For those of you too lazy to click on the link above, here is a highlight:
The US authorities have been taking a characteristically robust line on this issue. On her recent European trip, the Secretary of State, Condoleezza Rice, more or less told European governments to back off the issue - which they duly, and tamely, did, claiming to have been satisfied by her assurances.
At the end of December, the German Government ordered the closing of an Islamic centre near Munich after finding documents encouraging suicide attacks in Iraq. This is a club which, we are told, Khaled al-Masri often visited before being extraordinarily rendered to Afghanistan. "Aha!" we are encouraged to think. "Obvious bad guy.

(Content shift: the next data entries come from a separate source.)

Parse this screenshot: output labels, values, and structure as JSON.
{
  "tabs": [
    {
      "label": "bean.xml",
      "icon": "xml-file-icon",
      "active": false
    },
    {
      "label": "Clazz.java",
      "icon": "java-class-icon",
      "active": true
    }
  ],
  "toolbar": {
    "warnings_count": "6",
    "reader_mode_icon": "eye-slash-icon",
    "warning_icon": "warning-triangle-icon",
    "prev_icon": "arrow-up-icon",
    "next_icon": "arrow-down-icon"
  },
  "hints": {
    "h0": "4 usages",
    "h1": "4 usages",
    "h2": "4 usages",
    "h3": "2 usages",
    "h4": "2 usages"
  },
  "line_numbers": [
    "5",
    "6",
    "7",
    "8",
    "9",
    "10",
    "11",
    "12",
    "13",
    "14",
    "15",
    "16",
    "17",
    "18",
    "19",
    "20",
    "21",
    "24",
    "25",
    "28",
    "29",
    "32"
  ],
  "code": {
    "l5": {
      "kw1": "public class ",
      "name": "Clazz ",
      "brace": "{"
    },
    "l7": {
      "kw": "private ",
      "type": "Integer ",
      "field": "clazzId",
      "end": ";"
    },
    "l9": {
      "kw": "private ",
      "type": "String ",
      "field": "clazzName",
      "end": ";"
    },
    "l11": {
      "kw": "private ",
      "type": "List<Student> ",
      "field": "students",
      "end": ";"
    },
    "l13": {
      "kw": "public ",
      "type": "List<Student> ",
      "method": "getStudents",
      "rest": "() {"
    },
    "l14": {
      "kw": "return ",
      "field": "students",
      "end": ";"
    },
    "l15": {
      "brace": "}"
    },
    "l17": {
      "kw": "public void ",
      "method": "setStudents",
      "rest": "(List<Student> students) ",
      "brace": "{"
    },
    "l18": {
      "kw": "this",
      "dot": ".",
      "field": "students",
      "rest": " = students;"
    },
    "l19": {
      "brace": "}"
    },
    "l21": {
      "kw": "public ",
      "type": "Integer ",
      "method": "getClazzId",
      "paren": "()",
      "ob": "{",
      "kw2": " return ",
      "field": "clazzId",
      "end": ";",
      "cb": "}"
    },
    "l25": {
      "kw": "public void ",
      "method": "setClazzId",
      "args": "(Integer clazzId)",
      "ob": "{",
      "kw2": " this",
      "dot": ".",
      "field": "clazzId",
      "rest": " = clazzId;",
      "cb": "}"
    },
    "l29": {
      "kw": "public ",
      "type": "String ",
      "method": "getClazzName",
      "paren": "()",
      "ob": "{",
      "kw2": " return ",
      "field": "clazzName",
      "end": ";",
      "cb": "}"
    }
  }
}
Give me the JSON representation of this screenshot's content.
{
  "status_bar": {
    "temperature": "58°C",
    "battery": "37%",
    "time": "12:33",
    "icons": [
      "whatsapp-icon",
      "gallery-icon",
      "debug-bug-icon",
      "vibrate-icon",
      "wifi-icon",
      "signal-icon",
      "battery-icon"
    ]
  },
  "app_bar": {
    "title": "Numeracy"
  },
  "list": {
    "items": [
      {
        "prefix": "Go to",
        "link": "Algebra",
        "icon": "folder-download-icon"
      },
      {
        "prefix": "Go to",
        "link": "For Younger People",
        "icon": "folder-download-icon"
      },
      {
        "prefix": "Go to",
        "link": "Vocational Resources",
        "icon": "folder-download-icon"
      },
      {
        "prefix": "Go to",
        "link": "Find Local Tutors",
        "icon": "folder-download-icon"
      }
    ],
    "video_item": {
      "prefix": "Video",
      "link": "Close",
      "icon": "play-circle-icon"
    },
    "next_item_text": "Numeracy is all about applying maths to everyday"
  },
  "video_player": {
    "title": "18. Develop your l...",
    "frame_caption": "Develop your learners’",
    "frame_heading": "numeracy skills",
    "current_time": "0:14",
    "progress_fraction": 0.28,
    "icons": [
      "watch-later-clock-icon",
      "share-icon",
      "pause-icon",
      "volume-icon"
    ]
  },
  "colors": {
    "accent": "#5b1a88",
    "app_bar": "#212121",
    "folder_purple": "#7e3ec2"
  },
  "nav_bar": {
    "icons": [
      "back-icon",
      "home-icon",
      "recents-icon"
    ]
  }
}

Render his sorry butt anywhere you like."
What is wrong with this kind of thinking is that, as Isabel Hilton of The Guardian wrote last July, "The delusion that officeholders know better than the law is an occupational hazard of the powerful and one to which those of an imperial cast of mind are especially prone … When disappearance became state practice across Latin America in the '70s it aroused revulsion in democratic countries, where it is a fundamental tenet of legitimate government that no state actor may detain - or kill - another human being without having to answer to the law."
In other words, the question isn't whether or not a given individual is "good" or "bad." The question is whether or not we are - whether or not our governments have dragged us into immorality by discarding due process of law, which is generally accorded to be second only to individual rights as the most important pillar of a free society.